The comment in support of this proposal was: "I would like to replace it with this icon being more modern and slightly more accessible" by Manjiro5
As the template talk page is unlikely to get much traffic to comment on this, but the template is widely used, I am putting it out here on the VP for comment before we move forward with the edit request. Josh (talk) 17:33, 21 June 2024 (UTC)
Special:UncategorizedCategories is back over 1000 categories. If you can add appropriate parent categories to any of the many that have otherwise reasonable content, that would be very helpful. If you're not a admin, don't worry about the empty ones, one or another admin will eventually find those and delete them. - Jmabel ! talk06:05, 5 June 2024 (UTC)
Now up to 1165 categories. I have the feeling almost no one is addressing this. I've done literally thousands, probably over 5000, and while I still try to do 50 or so per week, that is not enough to keep up. - Jmabel ! talk17:53, 10 June 2024 (UTC)

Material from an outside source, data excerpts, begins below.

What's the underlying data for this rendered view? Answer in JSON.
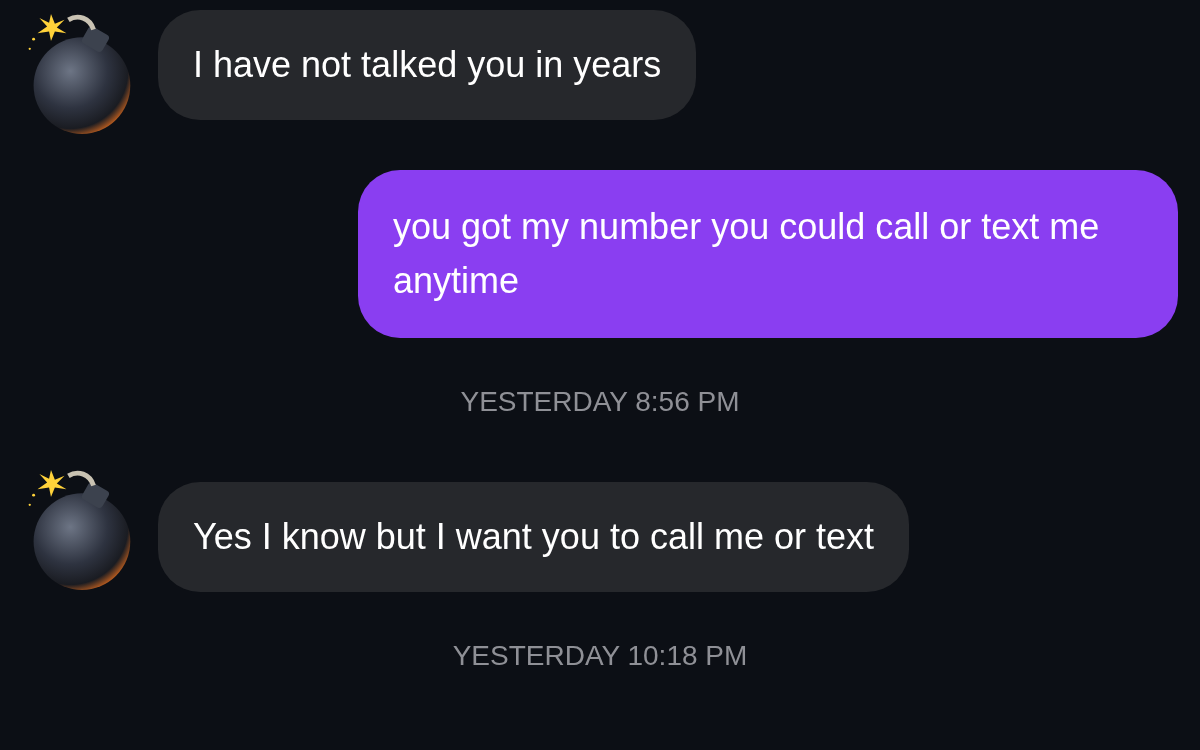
{
  "messages": [
    {
      "kind": "received",
      "text": "I have not talked you in years"
    },
    {
      "kind": "sent",
      "text": "you got my number you could call or text me anytime"
    },
    {
      "kind": "timestamp",
      "day": "YESTERDAY",
      "time": "8:56 PM"
    },
    {
      "kind": "received",
      "text": "Yes I know but I want you to call me or text"
    },
    {
      "kind": "timestamp",
      "day": "YESTERDAY",
      "time": "10:18 PM"
    }
  ]
}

@Jmabel: I did a few today and about once a month a small portion.
Question Is it a good idea to have the numbers next to the categories, like in other pages? Then you can see at a glance which are empty and not bother about them (for none admins like me) or to be able to remove them in quick succession (for admins). JopkeB (talk) 07:50, 15 June 2024 (UTC)

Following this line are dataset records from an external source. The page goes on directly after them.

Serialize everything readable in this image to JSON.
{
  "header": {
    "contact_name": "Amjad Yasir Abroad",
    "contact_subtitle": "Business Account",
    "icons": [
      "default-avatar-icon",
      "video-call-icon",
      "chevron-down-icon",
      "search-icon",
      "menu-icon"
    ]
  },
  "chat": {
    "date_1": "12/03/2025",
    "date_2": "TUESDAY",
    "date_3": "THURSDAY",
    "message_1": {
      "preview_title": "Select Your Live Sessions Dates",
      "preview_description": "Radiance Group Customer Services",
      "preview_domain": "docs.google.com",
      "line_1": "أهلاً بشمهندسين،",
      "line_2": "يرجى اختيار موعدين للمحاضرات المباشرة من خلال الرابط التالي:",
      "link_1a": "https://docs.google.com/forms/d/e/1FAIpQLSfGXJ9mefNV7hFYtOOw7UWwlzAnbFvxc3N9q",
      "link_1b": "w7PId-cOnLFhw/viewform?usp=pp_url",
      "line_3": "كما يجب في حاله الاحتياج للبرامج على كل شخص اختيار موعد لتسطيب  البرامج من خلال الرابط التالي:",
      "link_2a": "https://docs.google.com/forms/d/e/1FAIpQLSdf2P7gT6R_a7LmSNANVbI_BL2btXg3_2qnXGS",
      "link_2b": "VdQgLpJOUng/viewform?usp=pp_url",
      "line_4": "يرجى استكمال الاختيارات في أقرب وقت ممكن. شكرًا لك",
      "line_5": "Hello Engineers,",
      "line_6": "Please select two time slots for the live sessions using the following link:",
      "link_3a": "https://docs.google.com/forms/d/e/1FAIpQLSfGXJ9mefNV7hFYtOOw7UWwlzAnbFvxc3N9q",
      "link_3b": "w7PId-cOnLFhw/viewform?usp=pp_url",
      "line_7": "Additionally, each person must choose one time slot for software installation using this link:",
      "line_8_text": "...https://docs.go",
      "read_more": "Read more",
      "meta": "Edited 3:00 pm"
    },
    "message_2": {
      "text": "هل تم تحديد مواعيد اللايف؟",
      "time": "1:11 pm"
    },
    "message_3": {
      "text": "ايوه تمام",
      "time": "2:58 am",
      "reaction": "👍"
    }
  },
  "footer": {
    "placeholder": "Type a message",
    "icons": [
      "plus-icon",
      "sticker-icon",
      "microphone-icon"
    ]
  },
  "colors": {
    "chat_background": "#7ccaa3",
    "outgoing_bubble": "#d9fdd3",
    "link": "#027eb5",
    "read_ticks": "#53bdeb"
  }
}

Wouldn't that be nice? As it is, in case you haven't noticed, you can hover over the link and see whether there are files in the category. - Jmabel ! talk14:56, 15 June 2024 (UTC)
No I did not notice and I still do not see it. When I hover over a link, I see only the category name, for instance Category:Activité supplémentaire bibliothéquaire, but nothing else. JopkeB (talk) 07:31, 18 June 2024 (UTC)

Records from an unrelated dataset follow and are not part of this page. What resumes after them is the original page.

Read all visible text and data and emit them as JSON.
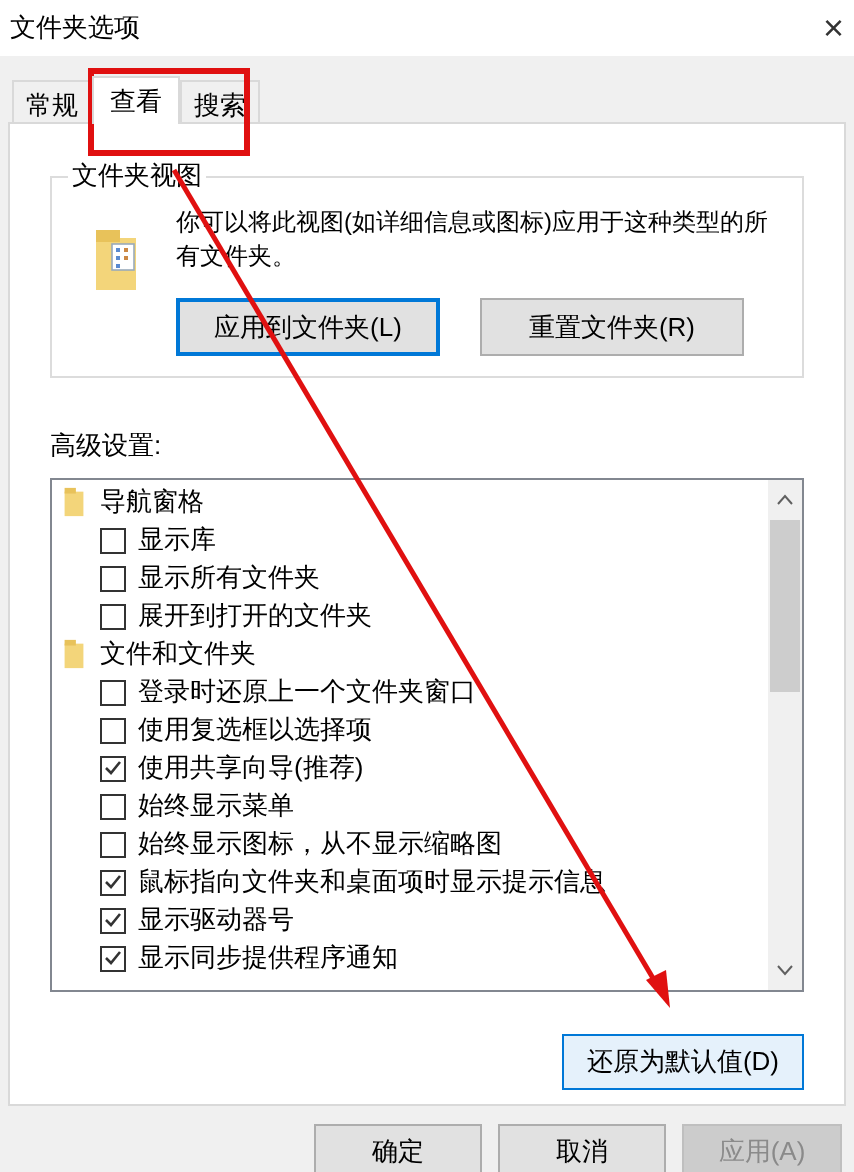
{
  "window": {
    "title": "文件夹选项",
    "close": "×"
  },
  "tabs": [
    {
      "label": "常规",
      "selected": false
    },
    {
      "label": "查看",
      "selected": true
    },
    {
      "label": "搜索",
      "selected": false
    }
  ],
  "folder_views": {
    "title": "文件夹视图",
    "description": "你可以将此视图(如详细信息或图标)应用于这种类型的所有文件夹。",
    "buttons": [
      {
        "label": "应用到文件夹(L)",
        "focused": true
      },
      {
        "label": "重置文件夹(R)",
        "focused": false
      }
    ]
  },
  "advanced": {
    "title": "高级设置:",
    "items": [
      {
        "label": "导航窗格",
        "children": [
          {
            "label": "显示库",
            "checked": false
          },
          {
            "label": "显示所有文件夹",
            "checked": false
          },
          {
            "label": "展开到打开的文件夹",
            "checked": false
          }
        ]
      },
      {
        "label": "文件和文件夹",
        "children": [
          {
            "label": "登录时还原上一个文件夹窗口",
            "checked": false
          },
          {
            "label": "使用复选框以选择项",
            "checked": false
          },
          {
            "label": "使用共享向导(推荐)",
            "checked": true
          },
          {
            "label": "始终显示菜单",
            "checked": false
          },
          {
            "label": "始终显示图标，从不显示缩略图",
            "checked": false
          },
          {
            "label": "鼠标指向文件夹和桌面项时显示提示信息",
            "checked": true
          },
          {
            "label": "显示驱动器号",
            "checked": true
          },
          {
            "label": "显示同步提供程序通知",
            "checked": true
          }
        ]
      }
    ],
    "restore_button": "还原为默认值(D)"
  },
  "footer_buttons": [
    {
      "label": "确定",
      "disabled": false
    },
    {
      "label": "取消",
      "disabled": false
    },
    {
      "label": "应用(A)",
      "disabled": true
    }
  ]
}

Weird that you get a different behavior than I do. So you don't get a thing like this in the popup?
Category:Queensferry Parish Church, South Queensferry ⋅ actions ⋅ popups
44 bytes, 0 wikiLinks, 0 images, 0 categories, 1 week 4 days old
----
Queensferry Parish Church, South Queensferry
Category members (5 shown)
File:Queensferry Parish Church 01.jpg, File:Queensferry Parish Church 02.jpg, File:Queensferry Parish Church 03.jpg, File:Queensferry Parish Church 04.jpg, File:South Queensferry Townscape , Queensferry Parish Church - geograph.org.uk - 3034870.jpg
The nice thing about this SVG is that the text is actually stored as text and not as image, lines or separate characters. Enhancing999 (talk) 16:49, 23 June 2024 (UTC)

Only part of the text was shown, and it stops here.